A new benchmark shows that deep-research agents frequently expose sensitive internal information through seemingly ordinary web queries, and standard training to improve task performance can worsen leakage.

Trust79
HypeLow hype

1 source · cross-referenced

ShareXLinkedInEmail
TL;DR
  • Deep-research agents combining private documents with external web retrieval can leak sensitive information via cumulative web queries.
  • MosaicLeaks benchmark introduces multi-hop tasks interleaving public and private data to test privacy leakage.
  • Across tested models, agents leaked private information frequently; training for task performance increased leakage.
  • Proposed method PA-DR improves strict chain success by 10 percentage points while reducing full-information leakage from 34.0% to 9.9%.

A new benchmark called MosaicLeaks evaluates whether deep-research agents inadvertently expose private enterprise information through their external web queries. The benchmark simulates agents performing multi-hop research that interleaves private local documents with public web retrieval, where each query appears benign in isolation but can reveal sensitive facts when combined by an observer.
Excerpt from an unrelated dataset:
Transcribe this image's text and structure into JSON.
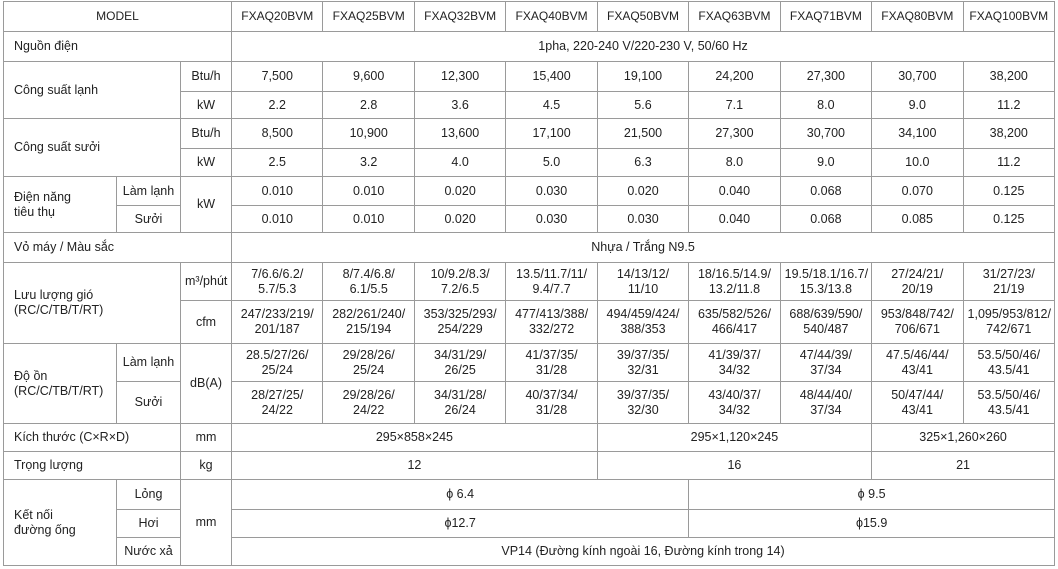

In experiments across multiple models, agents frequently leaked private information. Training the agents solely to improve task performance increased leakage: strict chain success rose from 48.7% to 59.3%, while answer/full-information leakage climbed from 34.0% to 51.7%. The richer queries needed for better performance provided more fragments for an adversary to reconstruct private facts.

The study proposes a privacy-aware reinforcement learning method, Privacy-Aware Deep Research (PA-DR), which improved strict chain success from 48.7% to 58.7% while reducing answer/full-information leakage from 34.0% to 9.9%. The approach uses a multi-hop benchmark with 1,001 chains over local enterprise documents and a controlled web corpus, split into 559 training, 98 validation, and 344 held-out-company test chains.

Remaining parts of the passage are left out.